La Fiscalía de Milán ha citado a declarar a un hombre de 80 años, vecino de la provincia de Pordenone, como primer investigado por su presunta participación en los denominados "safaris humanos" durante el asedio de Sarajevo. Según la investigación, coordinada por el fiscal Alessandro Gobbis, el ahora octogenario habría pagado en los años 90 para viajar a la capital bosnia y, desde posiciones facilitadas presuntamente por el ejército serbobosnio, disparar con rifles de precisión contra la población civil indefensa. Está acusado formalmente de homicidio voluntario continuado y agravado por "motivos abjetos y futiles", delitos que no prescriben, según informó Il Gazzettino.
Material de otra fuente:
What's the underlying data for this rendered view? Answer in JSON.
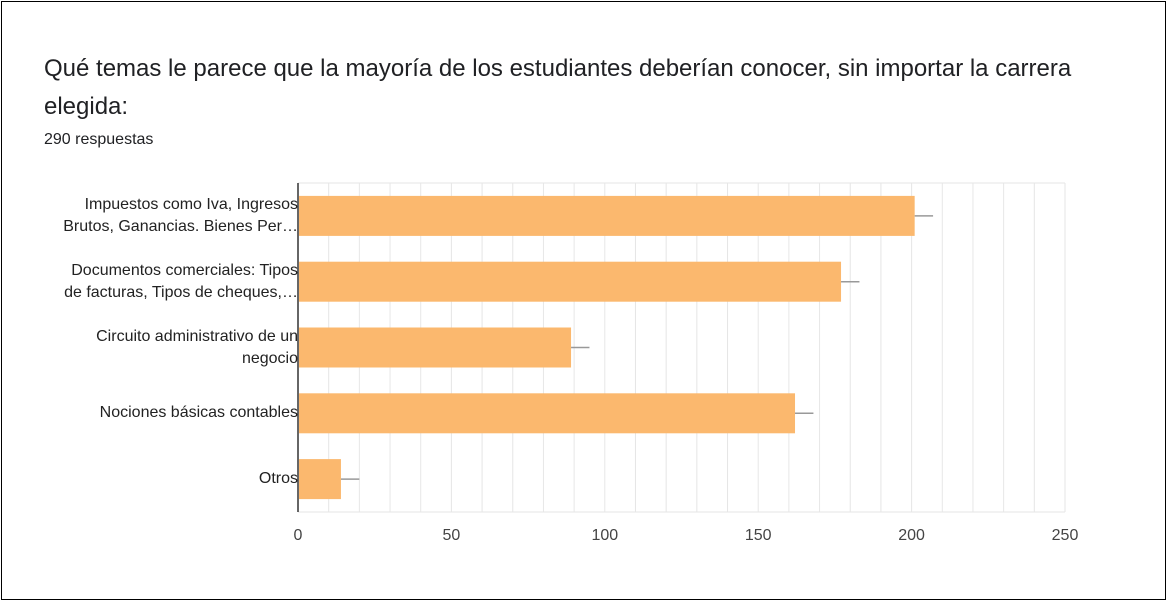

Las acusaciones se basan en testimonios recogidos por la periodista Marianna Maiorino y en la denuncia del escritor Ezio Gavazzeni. Maiorino declaró que el investigado "se vanagloriaba de haber ido a hacer 'caza del hombre'" y que era conocido por ser "una persona despreciable, extremadamente malvada, temible, apasionado de las armas, de extrema derecha". Según su testimonio, recogido por la agencia ANSA, el hombre solía afirmar en público que llevaba la camisa negra fascista. En su domicilio se encontraron siete armas registradas.
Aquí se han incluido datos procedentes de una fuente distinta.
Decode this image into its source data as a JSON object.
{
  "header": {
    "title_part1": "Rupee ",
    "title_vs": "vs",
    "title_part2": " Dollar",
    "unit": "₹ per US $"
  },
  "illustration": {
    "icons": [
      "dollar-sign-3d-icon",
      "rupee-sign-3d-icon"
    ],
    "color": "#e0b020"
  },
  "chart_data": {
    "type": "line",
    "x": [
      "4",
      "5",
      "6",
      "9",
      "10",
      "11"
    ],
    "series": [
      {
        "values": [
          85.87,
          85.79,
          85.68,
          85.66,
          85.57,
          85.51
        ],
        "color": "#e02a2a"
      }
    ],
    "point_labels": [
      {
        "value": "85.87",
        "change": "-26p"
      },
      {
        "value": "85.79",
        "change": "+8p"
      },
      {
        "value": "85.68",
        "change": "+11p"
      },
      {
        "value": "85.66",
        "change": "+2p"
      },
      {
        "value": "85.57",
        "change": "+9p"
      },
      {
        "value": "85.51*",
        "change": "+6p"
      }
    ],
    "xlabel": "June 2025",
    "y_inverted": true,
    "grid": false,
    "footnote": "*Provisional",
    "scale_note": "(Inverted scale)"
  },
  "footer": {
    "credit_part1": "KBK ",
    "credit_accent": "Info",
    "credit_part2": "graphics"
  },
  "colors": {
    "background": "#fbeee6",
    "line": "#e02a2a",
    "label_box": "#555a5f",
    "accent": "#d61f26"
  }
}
¿Los servicios italianos al corriente?

La investigación, denominada "cecchini del weekend", sostiene que estos viajes estaban organizados y que participaban ciudadanos italianos y de otros países europeos, que pagaban por la experiencia de matar civiles. El escritor Ezio Gavazzeni, cuya denuncia originó la pesquisa, afirmó ante EFE que "habrá más investigados" y que "mucha gente no está durmiendo bien por la noche". La investigación también maneja el testimonio de Edin Subasic, ex agente de los servicios de inteligencia bosnios, quien afirma que el Sismi (servicio secreto militar italiano de la época) tenía conocimiento de estas actividades desde 1994.

El caso evidencia la impunidad durante tres décadas de crímenes de guerra cometidos por figuras fascistas y personas adineradas de diferentes países del mundo por puro sadismo durante el sitio de Sarajevo, donde más de 11.000 civiles fueron asesinados. La Fiscalía de Milán está cooperando con autoridades de Bosnia-Herzegovina, Francia, Suiza y Bélgica para identificar a más presuntos participantes en estas cacerías humanas, cuyos primeros indicios y detalles fueron previamente denunciados en el documental Sarajevo Safari (2022).
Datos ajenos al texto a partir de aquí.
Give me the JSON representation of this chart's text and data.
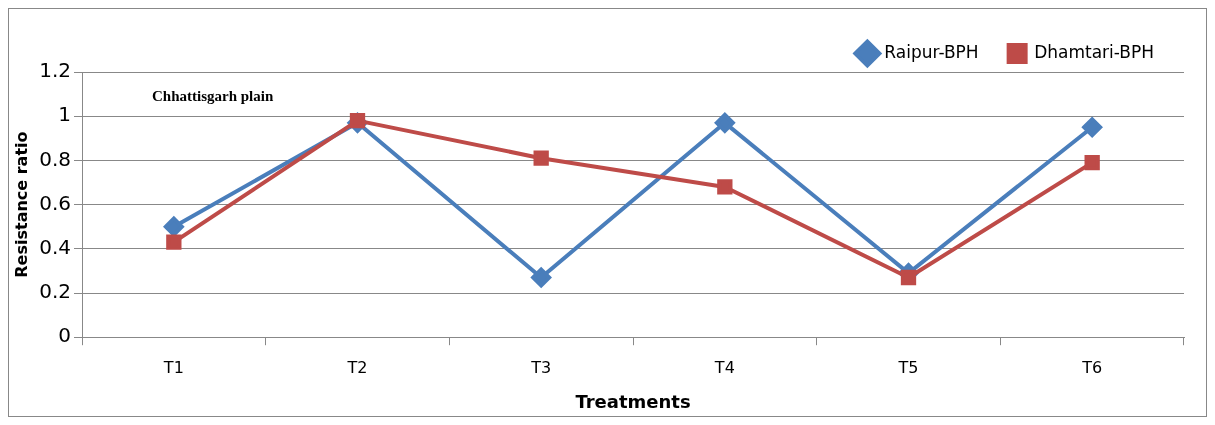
{
  "chart_data": {
    "type": "line",
    "xlabel": "Treatments",
    "ylabel": "Resistance ratio",
    "annotations": [
      "Chhattisgarh plain"
    ],
    "categories": [
      "T1",
      "T2",
      "T3",
      "T4",
      "T5",
      "T6"
    ],
    "series": [
      {
        "name": "Raipur-BPH",
        "color": "#4a7ebb",
        "marker": "diamond",
        "values": [
          0.5,
          0.97,
          0.27,
          0.97,
          0.29,
          0.95
        ]
      },
      {
        "name": "Dhamtari-BPH",
        "color": "#be4b48",
        "marker": "square",
        "values": [
          0.43,
          0.98,
          0.81,
          0.68,
          0.27,
          0.79
        ]
      }
    ],
    "ylim": [
      0,
      1.2
    ],
    "yticks": [
      0,
      0.2,
      0.4,
      0.6,
      0.8,
      1,
      1.2
    ],
    "grid": "y",
    "legend": "top right",
    "line_style": "solid"
  }
}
Un acusado "muere" semanas antes del juicio

La investigación de la Fiscalía de Milán se ha topado con la muerte "repentina" de un testigo clave, Slavko Aleksic, excomandante paramilitar serbobosnio de 69 años. Aleksic —cuya unidad controlaba una posición estratégica para francotiradores— falleció en Trebinje justo cuando iba a ser citado por los fiscales italianos, casualmente. El periodista croata Domagoj Margetic, que junto al escritor italiano Ezio Gavazzeni destapó el caso, calificó el deceso de "extremadamente sospechoso" y exigió una autopsia antes de la incineración, denunciando un posible intento de borrar pruebas, lo que añade una capa más de sospecha al caso.